Check Point potenzia la cyber-difesa con l’IA avanzata di OpenAI

L’azienda integra il modello GPT-5.5 e accede al supporto diretto degli esperti di OpenAI tramite i programmi Trusted Access for Cyber e Daybreak, consolidando le proprie capacità di sicurezza difensiva.

Autore: Redazione ImpresaCity

Check Point Software Technologies ha ufficializzato un’importante svolta strategica nella lotta contro le minacce informatiche attraverso l’adesione ai programmi Trusted Access for Cyber e Daybreak di OpenAI. Questa collaborazione permette all'azienda di integrare nelle proprie operazioni le tecnologie di intelligenza artificiale più avanzate del mercato, rispondendo così alla crescente necessità di contrastare attori malevoli che utilizzano strumenti automatizzati per agire con rapidità e precisione sempre maggiori. In un panorama in cui il crimine informatico sfrutta l'IA per individuare vulnerabilità su larga scala, la qualità dei modelli che alimentano i workflow della sicurezza difensiva è diventata un fattore determinante per garantire la resilienza delle infrastrutture digitali.

Grazie all'ingresso nel programma Trusted Access for Cyber, Check Point ha ottenuto l'accesso a GPT-5.5, un modello di frontiera utilizzato per potenziare le attività di analisi delle minacce, investigazione sugli incidenti e sviluppo di meccanismi di rilevamento in tempo reale.

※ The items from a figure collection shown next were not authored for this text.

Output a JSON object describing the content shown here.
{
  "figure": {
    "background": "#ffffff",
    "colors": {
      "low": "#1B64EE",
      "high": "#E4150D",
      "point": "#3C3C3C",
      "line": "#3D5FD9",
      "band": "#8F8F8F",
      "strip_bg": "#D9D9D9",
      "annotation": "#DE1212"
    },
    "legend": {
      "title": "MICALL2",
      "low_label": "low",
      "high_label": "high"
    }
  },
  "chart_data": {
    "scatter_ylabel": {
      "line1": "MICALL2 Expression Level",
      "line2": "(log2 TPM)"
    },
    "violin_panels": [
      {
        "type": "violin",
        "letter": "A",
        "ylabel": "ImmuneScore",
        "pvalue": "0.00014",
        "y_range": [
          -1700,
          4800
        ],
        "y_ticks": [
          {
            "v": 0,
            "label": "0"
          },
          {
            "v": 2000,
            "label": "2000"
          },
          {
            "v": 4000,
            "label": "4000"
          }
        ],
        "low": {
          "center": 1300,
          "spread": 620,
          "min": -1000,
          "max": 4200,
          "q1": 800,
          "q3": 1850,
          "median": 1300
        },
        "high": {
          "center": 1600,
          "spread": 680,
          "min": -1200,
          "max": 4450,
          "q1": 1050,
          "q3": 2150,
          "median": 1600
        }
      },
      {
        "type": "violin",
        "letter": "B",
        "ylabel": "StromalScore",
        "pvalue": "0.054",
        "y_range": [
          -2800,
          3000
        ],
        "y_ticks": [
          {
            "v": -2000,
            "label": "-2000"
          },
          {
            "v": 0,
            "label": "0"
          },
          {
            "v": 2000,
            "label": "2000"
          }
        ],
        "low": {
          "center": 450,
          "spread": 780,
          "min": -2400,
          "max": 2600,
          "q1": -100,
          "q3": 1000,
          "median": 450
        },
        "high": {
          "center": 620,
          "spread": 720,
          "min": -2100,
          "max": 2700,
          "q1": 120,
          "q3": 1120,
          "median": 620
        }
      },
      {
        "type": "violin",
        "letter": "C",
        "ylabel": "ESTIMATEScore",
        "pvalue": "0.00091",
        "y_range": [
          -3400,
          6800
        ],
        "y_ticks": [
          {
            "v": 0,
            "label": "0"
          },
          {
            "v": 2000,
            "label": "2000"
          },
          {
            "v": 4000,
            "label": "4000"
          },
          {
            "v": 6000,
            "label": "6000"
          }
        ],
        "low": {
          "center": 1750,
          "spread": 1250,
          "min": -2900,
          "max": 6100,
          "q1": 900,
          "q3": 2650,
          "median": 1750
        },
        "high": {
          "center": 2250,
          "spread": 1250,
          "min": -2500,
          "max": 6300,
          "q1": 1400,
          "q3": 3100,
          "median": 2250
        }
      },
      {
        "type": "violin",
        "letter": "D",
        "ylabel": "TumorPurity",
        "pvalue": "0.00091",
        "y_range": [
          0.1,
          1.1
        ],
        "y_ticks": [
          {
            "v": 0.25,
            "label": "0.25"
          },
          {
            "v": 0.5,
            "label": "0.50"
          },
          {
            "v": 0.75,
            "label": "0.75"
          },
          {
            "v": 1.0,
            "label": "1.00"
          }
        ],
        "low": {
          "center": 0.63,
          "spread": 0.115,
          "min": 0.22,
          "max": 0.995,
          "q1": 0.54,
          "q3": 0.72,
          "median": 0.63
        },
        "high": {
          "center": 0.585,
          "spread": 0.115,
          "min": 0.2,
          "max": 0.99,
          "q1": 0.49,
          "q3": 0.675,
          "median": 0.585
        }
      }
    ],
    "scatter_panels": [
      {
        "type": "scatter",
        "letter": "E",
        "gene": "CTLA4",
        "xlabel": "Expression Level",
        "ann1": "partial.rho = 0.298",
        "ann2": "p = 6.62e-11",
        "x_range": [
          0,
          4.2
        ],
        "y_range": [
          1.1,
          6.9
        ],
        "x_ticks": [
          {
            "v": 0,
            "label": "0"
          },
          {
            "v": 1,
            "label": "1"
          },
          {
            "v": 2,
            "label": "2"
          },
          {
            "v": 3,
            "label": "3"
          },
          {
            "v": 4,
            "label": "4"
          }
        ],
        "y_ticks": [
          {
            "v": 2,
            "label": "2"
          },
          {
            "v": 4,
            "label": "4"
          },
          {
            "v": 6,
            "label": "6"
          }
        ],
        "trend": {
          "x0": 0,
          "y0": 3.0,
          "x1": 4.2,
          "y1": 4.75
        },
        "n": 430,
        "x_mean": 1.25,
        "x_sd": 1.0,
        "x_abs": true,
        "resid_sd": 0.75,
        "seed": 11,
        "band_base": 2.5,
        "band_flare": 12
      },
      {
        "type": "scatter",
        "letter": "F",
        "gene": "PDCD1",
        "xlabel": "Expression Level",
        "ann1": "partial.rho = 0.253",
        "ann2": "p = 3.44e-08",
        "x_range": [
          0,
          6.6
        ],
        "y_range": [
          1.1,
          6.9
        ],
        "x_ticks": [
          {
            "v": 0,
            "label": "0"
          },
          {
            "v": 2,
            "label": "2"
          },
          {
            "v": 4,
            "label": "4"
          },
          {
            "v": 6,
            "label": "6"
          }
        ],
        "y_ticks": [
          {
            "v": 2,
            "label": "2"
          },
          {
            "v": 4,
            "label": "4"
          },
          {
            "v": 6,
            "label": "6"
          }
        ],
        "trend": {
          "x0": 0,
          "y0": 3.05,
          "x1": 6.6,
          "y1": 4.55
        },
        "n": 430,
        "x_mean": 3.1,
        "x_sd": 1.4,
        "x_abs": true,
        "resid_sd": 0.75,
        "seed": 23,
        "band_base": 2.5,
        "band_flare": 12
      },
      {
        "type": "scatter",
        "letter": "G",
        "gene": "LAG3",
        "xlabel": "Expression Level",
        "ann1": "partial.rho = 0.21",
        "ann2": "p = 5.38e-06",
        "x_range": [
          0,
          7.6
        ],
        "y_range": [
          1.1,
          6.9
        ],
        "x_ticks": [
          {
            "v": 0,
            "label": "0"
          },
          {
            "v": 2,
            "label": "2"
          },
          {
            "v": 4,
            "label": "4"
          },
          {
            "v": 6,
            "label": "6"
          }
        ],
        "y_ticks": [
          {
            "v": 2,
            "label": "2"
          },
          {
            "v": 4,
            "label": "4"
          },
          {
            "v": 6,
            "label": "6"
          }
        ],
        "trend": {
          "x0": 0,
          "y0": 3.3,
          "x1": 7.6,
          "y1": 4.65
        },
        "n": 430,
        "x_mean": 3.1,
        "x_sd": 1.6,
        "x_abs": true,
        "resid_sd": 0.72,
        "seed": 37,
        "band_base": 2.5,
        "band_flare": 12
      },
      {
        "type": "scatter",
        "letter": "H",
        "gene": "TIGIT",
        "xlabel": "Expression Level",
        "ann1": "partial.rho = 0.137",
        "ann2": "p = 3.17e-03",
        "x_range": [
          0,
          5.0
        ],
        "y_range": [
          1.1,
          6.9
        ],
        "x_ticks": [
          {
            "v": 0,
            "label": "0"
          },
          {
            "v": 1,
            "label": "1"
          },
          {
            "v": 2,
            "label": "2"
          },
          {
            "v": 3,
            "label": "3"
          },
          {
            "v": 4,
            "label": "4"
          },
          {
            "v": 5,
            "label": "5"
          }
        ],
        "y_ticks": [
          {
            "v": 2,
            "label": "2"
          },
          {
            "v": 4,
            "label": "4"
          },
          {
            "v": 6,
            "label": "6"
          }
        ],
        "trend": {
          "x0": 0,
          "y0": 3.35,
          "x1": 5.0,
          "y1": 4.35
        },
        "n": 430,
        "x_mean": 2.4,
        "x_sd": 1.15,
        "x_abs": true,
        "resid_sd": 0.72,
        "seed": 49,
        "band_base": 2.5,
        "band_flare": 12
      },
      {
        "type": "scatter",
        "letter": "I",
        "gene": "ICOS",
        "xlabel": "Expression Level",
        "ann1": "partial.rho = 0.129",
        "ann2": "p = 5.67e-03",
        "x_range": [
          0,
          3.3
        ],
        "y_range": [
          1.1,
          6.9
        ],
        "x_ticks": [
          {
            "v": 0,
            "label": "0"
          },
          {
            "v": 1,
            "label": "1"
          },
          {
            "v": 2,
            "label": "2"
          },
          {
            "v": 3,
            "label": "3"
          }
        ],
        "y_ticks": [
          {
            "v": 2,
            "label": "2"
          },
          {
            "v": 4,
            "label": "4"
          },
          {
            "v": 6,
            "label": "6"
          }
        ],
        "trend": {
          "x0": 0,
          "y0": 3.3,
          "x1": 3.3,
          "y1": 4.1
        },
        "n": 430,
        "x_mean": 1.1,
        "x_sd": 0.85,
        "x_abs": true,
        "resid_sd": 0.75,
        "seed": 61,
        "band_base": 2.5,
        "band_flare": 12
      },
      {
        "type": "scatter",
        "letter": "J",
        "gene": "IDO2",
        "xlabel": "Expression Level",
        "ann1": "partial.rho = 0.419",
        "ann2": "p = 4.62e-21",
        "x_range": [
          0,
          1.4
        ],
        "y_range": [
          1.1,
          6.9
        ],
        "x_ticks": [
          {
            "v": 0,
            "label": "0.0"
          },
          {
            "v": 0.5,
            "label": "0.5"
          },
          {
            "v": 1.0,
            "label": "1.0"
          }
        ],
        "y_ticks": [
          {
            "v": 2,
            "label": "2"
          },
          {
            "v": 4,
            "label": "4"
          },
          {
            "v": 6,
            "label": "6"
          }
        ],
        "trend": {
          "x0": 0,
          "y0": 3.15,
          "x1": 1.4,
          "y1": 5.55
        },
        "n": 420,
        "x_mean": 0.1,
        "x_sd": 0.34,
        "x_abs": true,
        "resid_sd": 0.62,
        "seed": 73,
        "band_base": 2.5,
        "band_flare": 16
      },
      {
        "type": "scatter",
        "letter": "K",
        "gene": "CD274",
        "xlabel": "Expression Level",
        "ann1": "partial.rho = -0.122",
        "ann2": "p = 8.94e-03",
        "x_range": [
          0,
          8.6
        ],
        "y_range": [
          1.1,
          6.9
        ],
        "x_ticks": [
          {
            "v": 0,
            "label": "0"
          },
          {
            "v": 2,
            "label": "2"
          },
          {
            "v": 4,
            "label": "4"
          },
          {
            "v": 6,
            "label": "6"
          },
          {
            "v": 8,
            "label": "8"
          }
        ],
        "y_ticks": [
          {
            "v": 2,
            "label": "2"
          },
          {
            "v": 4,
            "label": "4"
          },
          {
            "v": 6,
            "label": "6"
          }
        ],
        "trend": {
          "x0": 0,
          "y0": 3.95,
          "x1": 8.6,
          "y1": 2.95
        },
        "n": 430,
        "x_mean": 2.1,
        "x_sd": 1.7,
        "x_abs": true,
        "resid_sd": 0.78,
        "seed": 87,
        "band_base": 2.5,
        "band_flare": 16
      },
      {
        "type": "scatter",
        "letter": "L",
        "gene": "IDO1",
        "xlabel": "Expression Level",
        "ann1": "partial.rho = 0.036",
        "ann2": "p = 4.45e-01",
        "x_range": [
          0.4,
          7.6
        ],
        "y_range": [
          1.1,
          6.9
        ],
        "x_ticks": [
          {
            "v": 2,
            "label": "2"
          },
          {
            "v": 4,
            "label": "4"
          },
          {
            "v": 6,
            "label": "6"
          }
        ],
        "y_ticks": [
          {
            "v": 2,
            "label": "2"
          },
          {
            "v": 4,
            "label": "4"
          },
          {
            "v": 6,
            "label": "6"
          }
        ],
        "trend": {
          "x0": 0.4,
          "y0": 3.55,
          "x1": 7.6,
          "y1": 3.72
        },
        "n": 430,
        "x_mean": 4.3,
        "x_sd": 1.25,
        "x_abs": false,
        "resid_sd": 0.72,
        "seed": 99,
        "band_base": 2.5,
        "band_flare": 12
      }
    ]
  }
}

L'adozione di questa tecnologia consente ai team di sicurezza di operare senza gli ostacoli o le inefficienze che potrebbero rallentare la risposta agli attacchi, garantendo una protezione più rapida e accurata per le aziende. Non si tratta solo di uno strumento software, ma di un investimento mirato a elevare gli standard di sicurezza enterprise, integrando l'intelligenza artificiale con il rigore richiesto dalle operazioni di alta criticità.

Il programma Daybreak rappresenta il tassello complementare di questa collaborazione, offrendo a Check Point un framework collaborativo di livello superiore. L'accesso all'ambiente Codex harness di OpenAI, unito al supporto diretto dei membri del team di cybersecurity dell'azienda che sviluppa i modelli, offre un vantaggio operativo senza precedenti. Questa sinergia permette di perfezionare i processi di difesa attraverso una consulenza specialistica costante, assicurando che l'integrazione dell'IA avvenga in modo efficace e sicuro.

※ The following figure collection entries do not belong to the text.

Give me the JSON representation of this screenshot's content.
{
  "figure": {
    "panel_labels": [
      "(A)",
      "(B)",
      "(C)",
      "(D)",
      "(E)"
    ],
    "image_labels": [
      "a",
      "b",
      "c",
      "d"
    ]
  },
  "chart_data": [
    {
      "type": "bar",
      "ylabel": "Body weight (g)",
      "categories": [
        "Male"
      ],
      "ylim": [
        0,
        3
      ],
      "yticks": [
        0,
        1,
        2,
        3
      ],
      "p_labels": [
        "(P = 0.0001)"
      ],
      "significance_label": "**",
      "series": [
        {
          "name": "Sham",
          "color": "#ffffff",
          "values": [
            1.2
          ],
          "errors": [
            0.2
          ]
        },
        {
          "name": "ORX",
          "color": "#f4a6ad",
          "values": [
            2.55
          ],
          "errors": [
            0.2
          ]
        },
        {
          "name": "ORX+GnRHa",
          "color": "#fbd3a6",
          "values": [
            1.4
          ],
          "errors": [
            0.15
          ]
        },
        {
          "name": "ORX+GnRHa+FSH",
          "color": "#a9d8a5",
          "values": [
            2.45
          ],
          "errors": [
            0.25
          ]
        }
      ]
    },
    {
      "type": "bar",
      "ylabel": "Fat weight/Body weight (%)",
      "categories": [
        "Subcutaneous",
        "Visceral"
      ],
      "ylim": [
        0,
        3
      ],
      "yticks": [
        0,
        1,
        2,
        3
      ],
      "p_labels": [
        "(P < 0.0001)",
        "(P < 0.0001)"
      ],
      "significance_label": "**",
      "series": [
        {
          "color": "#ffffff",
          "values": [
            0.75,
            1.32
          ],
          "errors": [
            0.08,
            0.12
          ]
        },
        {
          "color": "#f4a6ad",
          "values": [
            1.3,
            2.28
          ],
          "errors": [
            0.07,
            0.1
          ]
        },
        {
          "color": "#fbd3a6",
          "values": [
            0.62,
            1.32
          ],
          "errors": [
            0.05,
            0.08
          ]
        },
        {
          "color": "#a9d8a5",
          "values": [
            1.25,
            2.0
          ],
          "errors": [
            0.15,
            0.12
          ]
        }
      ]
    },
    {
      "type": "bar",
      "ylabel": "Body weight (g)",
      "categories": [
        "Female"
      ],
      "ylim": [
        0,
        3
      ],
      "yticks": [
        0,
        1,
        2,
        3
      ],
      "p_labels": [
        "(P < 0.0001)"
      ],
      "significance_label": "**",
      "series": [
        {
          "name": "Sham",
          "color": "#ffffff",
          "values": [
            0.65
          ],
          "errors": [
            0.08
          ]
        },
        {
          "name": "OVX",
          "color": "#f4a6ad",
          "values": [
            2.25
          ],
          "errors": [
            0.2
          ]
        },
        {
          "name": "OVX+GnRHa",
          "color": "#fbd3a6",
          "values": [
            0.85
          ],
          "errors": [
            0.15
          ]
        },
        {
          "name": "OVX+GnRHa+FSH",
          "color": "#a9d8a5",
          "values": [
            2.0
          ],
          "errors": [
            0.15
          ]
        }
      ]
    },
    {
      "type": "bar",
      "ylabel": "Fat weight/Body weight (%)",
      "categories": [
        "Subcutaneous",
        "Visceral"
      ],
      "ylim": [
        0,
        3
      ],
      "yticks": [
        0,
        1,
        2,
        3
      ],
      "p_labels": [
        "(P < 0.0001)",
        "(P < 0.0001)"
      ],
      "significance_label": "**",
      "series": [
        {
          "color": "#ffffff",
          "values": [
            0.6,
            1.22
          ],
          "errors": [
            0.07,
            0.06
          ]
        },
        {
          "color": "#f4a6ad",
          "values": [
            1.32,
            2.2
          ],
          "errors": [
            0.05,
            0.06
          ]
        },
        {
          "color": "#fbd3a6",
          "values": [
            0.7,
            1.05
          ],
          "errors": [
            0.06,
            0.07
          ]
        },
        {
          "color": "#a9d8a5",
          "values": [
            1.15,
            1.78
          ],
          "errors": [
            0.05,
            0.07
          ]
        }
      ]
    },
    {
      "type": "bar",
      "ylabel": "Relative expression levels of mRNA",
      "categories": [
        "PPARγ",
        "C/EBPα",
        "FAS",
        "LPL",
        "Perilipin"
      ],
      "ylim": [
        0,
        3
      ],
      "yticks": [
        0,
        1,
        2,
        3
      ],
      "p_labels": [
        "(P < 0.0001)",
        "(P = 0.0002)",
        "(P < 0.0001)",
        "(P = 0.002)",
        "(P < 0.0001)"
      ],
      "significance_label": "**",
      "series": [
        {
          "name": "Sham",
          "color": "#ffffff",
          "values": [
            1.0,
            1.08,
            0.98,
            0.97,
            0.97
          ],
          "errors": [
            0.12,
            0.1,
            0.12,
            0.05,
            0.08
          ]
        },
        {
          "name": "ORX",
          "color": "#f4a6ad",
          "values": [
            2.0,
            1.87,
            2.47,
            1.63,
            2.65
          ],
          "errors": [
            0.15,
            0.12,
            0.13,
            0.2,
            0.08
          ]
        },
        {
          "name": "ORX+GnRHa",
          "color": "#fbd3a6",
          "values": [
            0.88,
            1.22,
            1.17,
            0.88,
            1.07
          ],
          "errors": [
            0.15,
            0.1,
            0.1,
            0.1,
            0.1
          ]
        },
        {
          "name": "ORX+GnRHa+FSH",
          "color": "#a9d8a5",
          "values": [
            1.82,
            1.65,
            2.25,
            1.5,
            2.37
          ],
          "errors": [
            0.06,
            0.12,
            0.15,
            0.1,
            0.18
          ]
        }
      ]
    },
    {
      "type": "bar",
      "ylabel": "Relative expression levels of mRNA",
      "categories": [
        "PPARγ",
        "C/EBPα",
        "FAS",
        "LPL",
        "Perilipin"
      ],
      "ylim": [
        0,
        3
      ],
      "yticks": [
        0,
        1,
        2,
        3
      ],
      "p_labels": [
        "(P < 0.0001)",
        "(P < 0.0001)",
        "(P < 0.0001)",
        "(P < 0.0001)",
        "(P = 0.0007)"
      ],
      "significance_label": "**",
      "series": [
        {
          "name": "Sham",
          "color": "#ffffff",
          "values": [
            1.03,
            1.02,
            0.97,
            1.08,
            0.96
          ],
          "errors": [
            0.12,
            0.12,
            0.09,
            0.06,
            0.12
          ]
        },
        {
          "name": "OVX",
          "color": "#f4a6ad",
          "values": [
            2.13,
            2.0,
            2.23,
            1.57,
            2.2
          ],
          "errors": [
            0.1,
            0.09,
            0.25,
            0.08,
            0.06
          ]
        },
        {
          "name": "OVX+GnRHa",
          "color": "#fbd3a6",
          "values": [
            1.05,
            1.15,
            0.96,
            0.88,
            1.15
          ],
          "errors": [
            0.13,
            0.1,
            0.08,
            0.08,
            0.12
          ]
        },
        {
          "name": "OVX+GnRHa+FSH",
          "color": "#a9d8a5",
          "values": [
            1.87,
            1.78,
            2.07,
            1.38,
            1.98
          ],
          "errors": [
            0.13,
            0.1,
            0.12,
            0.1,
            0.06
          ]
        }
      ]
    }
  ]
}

Jonathan Zanger, Chief Technology Officer di Check Point, ha sottolineato come la qualità dei modelli utilizzati non sia più da considerarsi un semplice dettaglio tecnico, ma un vero e proprio elemento strategico capace di fare la differenza tra una difesa resiliente e una vulnerabile. L’adesione a queste iniziative di OpenAI conferma l'impegno di Check Point nel mantenere un approccio all'avanguardia, adottando standard di responsabilità elevati per proteggere i propri clienti da un ecosistema di minacce in continua evoluzione dove la velocità di reazione e la capacità analitica basata sull'intelligenza artificiale sono diventate armi indispensabili.